Ms. Chadwick joined the board in 2022, which is more than 24 months ago and means she is subject to the TSR trigger; Dollar General's stock lost 38.2% over three years against a peer median gain of 2.1%, a 40.3-percentage-point gap that exceeds the 20-point threshold, and the five-year record confirms sustained underperformance rather than a transient dip, so the mitigant does not reduce this to a FOR vote.
Mr. McGuire has served since 2018, giving him full overlap with the three-year underperformance period; Dollar General shareholders lost 38.2% while the company's peers gained a median of 2.1%, a gap of 40.3 percentage points that triggers a AGAINST vote, and the five-year data shows the underperformance is persistent (-58.1pp vs peers), eliminating the mitigant.
Ms. Sandler has served since 2020, providing full overlap with the underperformance period, and the 40.3-percentage-point three-year gap versus peers exceeds the trigger threshold with no five-year mitigant available; additionally, her three outside public company board seats (Keurig Dr Pepper, Archer Daniels Midland, and USA TODAY) are a further negative signal about time available for adequate board engagement, though she does not cross the four-board overboarding threshold.

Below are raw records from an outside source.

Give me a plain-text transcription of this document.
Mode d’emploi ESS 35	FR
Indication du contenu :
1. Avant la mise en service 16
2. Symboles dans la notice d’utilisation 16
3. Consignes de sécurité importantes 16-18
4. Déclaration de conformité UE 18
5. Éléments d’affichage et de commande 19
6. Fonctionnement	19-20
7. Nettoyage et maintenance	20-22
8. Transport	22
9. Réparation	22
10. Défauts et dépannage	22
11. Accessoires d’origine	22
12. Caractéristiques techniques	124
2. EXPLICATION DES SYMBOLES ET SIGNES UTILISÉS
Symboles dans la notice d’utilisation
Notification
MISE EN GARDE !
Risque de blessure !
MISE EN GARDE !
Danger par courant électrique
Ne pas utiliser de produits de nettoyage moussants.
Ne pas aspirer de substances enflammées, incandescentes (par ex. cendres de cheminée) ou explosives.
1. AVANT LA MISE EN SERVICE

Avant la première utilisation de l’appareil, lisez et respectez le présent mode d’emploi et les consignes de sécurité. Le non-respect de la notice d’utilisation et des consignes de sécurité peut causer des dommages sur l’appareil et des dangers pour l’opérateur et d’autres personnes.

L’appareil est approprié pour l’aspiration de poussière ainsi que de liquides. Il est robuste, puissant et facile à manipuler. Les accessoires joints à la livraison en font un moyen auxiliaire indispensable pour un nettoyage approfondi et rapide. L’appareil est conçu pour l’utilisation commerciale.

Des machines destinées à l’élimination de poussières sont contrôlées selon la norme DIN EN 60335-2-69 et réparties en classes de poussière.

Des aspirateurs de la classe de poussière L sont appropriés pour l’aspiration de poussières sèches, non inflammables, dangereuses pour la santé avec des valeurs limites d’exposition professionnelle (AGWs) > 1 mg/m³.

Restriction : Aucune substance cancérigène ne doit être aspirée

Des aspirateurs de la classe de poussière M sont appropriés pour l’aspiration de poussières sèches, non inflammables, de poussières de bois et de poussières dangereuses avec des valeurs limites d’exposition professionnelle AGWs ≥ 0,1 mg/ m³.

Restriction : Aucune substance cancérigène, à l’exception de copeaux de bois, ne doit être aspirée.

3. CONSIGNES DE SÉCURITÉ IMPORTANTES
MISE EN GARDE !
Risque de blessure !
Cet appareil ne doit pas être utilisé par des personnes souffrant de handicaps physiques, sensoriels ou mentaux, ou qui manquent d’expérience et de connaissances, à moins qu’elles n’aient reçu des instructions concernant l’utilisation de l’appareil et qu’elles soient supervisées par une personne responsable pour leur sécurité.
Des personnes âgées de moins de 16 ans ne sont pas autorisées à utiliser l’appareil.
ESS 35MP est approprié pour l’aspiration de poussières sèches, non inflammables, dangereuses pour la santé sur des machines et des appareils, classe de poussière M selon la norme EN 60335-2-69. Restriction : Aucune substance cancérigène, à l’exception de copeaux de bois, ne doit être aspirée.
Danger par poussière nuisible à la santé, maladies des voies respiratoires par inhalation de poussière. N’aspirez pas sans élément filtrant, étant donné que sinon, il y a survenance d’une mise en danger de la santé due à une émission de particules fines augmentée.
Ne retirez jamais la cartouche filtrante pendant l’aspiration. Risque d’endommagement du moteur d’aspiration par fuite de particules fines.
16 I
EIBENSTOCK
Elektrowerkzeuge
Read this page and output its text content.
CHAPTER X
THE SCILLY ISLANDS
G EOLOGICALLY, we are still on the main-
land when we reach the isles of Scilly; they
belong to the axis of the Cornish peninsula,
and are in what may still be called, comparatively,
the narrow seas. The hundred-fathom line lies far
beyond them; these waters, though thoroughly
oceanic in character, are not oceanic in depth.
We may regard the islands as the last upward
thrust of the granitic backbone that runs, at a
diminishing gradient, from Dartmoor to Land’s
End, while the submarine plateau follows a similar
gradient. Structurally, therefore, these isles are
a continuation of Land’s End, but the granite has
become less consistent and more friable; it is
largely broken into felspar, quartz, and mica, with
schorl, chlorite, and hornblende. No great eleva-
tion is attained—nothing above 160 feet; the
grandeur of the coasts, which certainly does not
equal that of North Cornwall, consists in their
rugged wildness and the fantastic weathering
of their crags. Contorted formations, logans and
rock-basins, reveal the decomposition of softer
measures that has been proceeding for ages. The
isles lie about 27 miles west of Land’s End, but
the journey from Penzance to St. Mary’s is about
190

Mr. Santana joined the board in 2018, meaning his tenure fully encompasses the three-year underperformance period; Dollar General's stock declined 38.2% while its compensation peers gained a median of 2.1%, a 40.3-percentage-point shortfall that exceeds the 20-point trigger, and the five-year record of -58.1pp versus peers confirms this is sustained rather than transient underperformance.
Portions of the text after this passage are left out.